Sister, I don’t think that’s it. Matter of fact I know it's not. I don’t think God gave us emotions to stuff them, to act like they don’t exist.
When I look back and see the Lord’s hand in my life, it never looks like what I expected it to look like. Reality is, we aren’t  promised that things are gonna work out how we want them to. We aren’t promised the husband, we are promised the family, we aren't promised the job or the promotion or the financial security.
So what do we do with that? What do we do when we don’t get what we want, when it looks like everybody else is getting what we hope for and what we dream for, but just hold on 🙄, the Lord’s gonna provide, right? 
I’m not saying this to be sacrilegious, I’m not even saying this to doubt that God really is in control. I’m writing to you today so that you know you’re not alone. You’re not alone in questioning, you’re not alone in losing hope sometimes, you’re not alone in wondering if things are ever really gonna work out for you
That doesn’t mean we lose hope, that doesn’t mean we quit wanting either. 

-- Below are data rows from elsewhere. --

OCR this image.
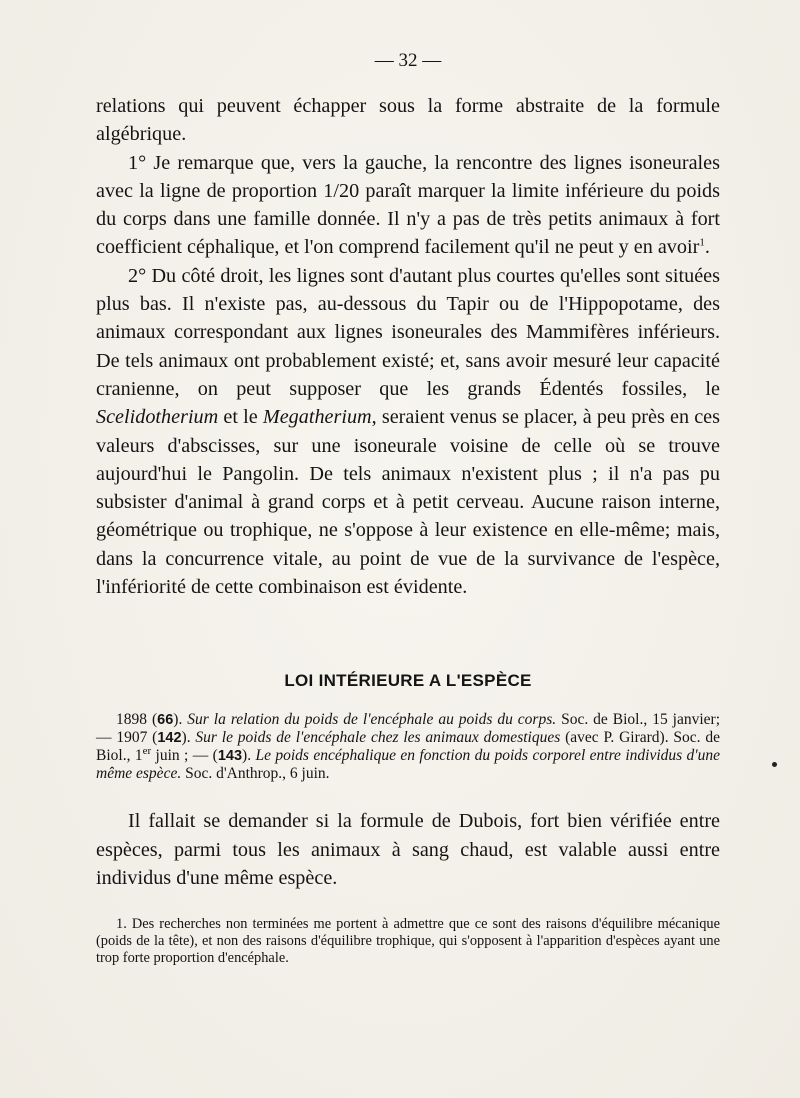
— 32 —

relations qui peuvent échapper sous la forme abstraite de la formule algébrique.

1° Je remarque que, vers la gauche, la rencontre des lignes isoneurales avec la ligne de proportion 1/20 paraît marquer la limite inférieure du poids du corps dans une famille donnée. Il n'y a pas de très petits animaux à fort coefficient céphalique, et l'on comprend facilement qu'il ne peut y en avoir$^1$.

2° Du côté droit, les lignes sont d'autant plus courtes qu'elles sont situées plus bas. Il n'existe pas, au-dessous du Tapir ou de l'Hippopotame, des animaux correspondant aux lignes isoneurales des Mammifères inférieurs. De tels animaux ont probablement existé; et, sans avoir mesuré leur capacité cranienne, on peut supposer que les grands Édentés fossiles, le Scelidotherium et le Megatherium, seraient venus se placer, à peu près en ces valeurs d'abscisses, sur une isoneurale voisine de celle où se trouve aujourd'hui le Pangolin. De tels animaux n'existent plus ; il n'a pas pu subsister d'animal à grand corps et à petit cerveau. Aucune raison interne, géométrique ou trophique, ne s'oppose à leur existence en elle-même; mais, dans la concurrence vitale, au point de vue de la survivance de l'espèce, l'infériorité de cette combinaison est évidente.

LOI INTÉRIEURE A L'ESPÈCE

1898 (66). Sur la relation du poids de l'encéphale au poids du corps. Soc. de Biol., 15 janvier; — 1907 (142). Sur le poids de l'encéphale chez les animaux domestiques (avec P. Girard). Soc. de Biol., 1er juin ; — (143). Le poids encéphalique en fonction du poids corporel entre individus d'une même espèce. Soc. d'Anthrop., 6 juin.

Il fallait se demander si la formule de Dubois, fort bien vérifiée entre espèces, parmi tous les animaux à sang chaud, est valable aussi entre individus d'une même espèce.

1. Des recherches non terminées me portent à admettre que ce sont des raisons d'équilibre mécanique (poids de la tête), et non des raisons d'équilibre trophique, qui s'opposent à l'apparition d'espèces ayant une trop forte proportion d'encéphale.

That means that we put our hope in Jesus! He never promised we would get what we want or that it would all be easy but he did promise that he would be with us through it all. That we would go to him with our sadness, our grief, our disappointments.

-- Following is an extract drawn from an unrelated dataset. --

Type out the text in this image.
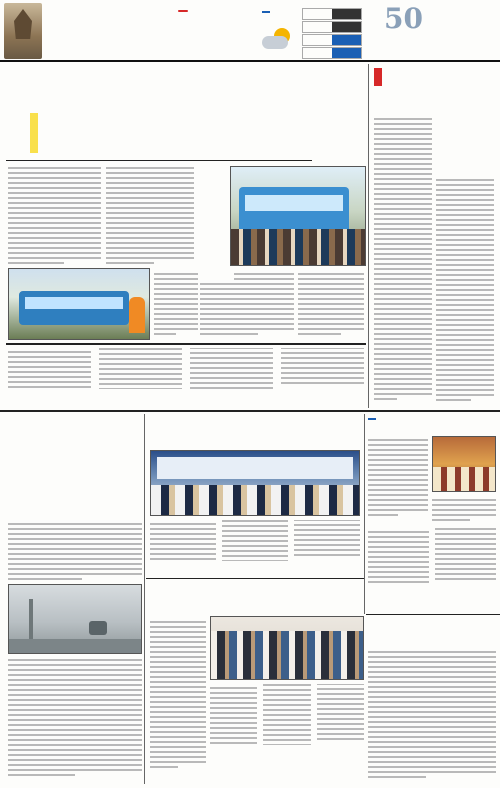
50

I don’t think being a Christian means we walk around all smiles like everything is sunshine and rainbows all day long 
I think, being a follower of Jesus, means were real, but even in our sorrow, even in our sadness, we have hope that the Lord’s plans will prevail. 
We remind ourselves of what is true, true about us, true about God, and we trust that his ways are better than ours and that he is with us even when it’s hard, even when it hurts even when it doesn’t feel good. 

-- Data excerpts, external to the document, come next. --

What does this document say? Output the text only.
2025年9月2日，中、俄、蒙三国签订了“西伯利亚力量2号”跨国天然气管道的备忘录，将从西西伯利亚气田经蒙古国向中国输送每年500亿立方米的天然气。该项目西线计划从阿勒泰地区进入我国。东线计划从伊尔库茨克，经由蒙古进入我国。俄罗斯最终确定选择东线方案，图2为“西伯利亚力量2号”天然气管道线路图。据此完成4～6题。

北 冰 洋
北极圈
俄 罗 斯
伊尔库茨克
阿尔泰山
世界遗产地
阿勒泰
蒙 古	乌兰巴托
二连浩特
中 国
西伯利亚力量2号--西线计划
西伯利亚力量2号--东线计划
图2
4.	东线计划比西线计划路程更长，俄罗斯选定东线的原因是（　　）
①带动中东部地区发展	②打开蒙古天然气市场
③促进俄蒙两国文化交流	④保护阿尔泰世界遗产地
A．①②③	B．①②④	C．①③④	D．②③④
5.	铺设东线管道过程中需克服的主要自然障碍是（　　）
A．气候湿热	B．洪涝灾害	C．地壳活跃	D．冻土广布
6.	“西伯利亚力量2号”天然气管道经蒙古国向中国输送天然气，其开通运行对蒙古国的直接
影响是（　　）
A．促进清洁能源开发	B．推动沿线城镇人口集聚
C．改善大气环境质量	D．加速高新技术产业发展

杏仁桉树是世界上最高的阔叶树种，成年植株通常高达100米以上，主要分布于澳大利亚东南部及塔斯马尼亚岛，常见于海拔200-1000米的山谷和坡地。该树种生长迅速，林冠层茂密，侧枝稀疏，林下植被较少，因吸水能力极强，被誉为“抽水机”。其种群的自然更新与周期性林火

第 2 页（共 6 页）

Oh friend, I so wish I could  tell you that everything is gonna work out exactly how you want it to. That you’re going to get all your hopes and dreams and desires… But I can't. I want to be at a place where I want his will more than my own, I’m not always there, actually most of the time I’m selfish and want what I want.
I am reminded of Habakkuk 3:17-1 
17 Though the fig tree does not bud
    and there are no grapes on the vines,
though the olive crop fails
    and the fields produce no food,
though there are no sheep in the pen
    and no cattle in the stalls,
18 yet I will rejoice in the Lord,
    I will be joyful in God my Savior.
19 The Sovereign Lord is my strength;
    he makes my feet like the feet of a deer,
    he enables me to tread on the heights.
So know today that even if things look like they are crumbling in front of you that he is with you though it all.